The prime objective of the North American Atmospheric Observing System (NAOS) Program is to provide recommendations on cost-effective changes to the upper-air system over North America. This paper discusses the NAOS process by which those recommendations are being formulated, and the implications of making decisions based on them. One specific question is used to illustrate the process: Can automated soundings from aircraft takeoff and landings be effectively substituted for nearby radiosonde launches?
Both the radiosonde and the Meteorological Data Collection and Reporting System (MDCRS) provide temperature and wind information in the vertical. There are significant differences in geographic location, frequency of reporting, altitudes reached, spatial configuration of the radiosonde soundings and the MDCRS profiles obtained, and cost. Both provide vertical profiles of temperature and wind at present. (A demonstration program is in progress to obtain moisture information from the aircraft in the near future.) These data sets are fully integrated into operational NWP assimilation and are used by forecasters and others. NAOS is asking: "Are some of the radiosonde data redundant with the MDCRS data?" and "Under which conditions and for what purposes?"
If unnecessary redundancies are found, and changes might be made, what are they? Should costs be reduced? Should better coverage be sought? Is it some combination of these or others? Addressing aspects of that set of questions is the purpose of the first series of hypothesis testing under NAOS, as well as of an "operational" assessment. Preliminary results of the testing and assessment are available. How is that information to be assimilated with other parts of the knowledge base to arrive at recommendations?

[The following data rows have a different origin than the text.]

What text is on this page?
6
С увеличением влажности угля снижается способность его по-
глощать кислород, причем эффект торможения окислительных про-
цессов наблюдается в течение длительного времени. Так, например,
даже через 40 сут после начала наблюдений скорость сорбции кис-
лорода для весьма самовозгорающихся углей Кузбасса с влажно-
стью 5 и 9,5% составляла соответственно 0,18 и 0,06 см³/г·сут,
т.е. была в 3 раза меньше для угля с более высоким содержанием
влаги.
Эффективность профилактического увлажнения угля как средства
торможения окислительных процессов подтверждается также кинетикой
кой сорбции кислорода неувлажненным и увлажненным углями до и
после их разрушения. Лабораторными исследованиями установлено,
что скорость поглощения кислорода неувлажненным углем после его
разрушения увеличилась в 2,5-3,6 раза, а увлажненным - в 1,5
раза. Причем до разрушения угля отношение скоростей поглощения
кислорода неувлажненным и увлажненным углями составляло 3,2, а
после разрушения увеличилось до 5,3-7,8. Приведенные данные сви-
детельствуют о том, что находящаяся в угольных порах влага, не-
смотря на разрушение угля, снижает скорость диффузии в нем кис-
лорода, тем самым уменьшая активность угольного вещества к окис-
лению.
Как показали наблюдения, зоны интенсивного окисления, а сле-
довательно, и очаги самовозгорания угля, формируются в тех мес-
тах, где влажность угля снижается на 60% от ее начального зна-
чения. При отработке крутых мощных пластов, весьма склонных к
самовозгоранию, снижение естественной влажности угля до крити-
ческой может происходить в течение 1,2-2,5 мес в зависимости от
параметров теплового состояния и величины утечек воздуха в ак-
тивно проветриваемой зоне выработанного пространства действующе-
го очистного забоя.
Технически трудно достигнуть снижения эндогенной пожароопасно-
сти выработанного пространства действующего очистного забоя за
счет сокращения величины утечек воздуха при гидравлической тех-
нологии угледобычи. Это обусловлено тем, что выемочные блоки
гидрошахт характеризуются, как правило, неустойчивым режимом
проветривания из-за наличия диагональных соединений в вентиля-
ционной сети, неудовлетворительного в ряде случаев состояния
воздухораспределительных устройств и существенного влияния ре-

The knowledge base for arriving at recommendations includes: (1) user requirements , (2) strategic planning documents, (3) the results of NAOS tests and "operational" assessments, (4) operational experience and considerations, and (5) system costs for both implementation and long-term operation. The NAOS System Design Work Group (SDWG) has been assembling that knowledge base and assessing the information in the context of reaching logical recommendations.
It is possible to conclude from that knowledge base, for example, that an effective upper air network configuration could begin with a "skeleton" of sites based on climate considerations, be expanded by identifying specific airports where suitable MDCRS data are available, and finally, be completed by eliminating any residual holes by moving or excising radiosonde sites not included in the above. This paper explores how such a conclusion might be reached, and some implications of, and risks involved in, its acceptance and implementation.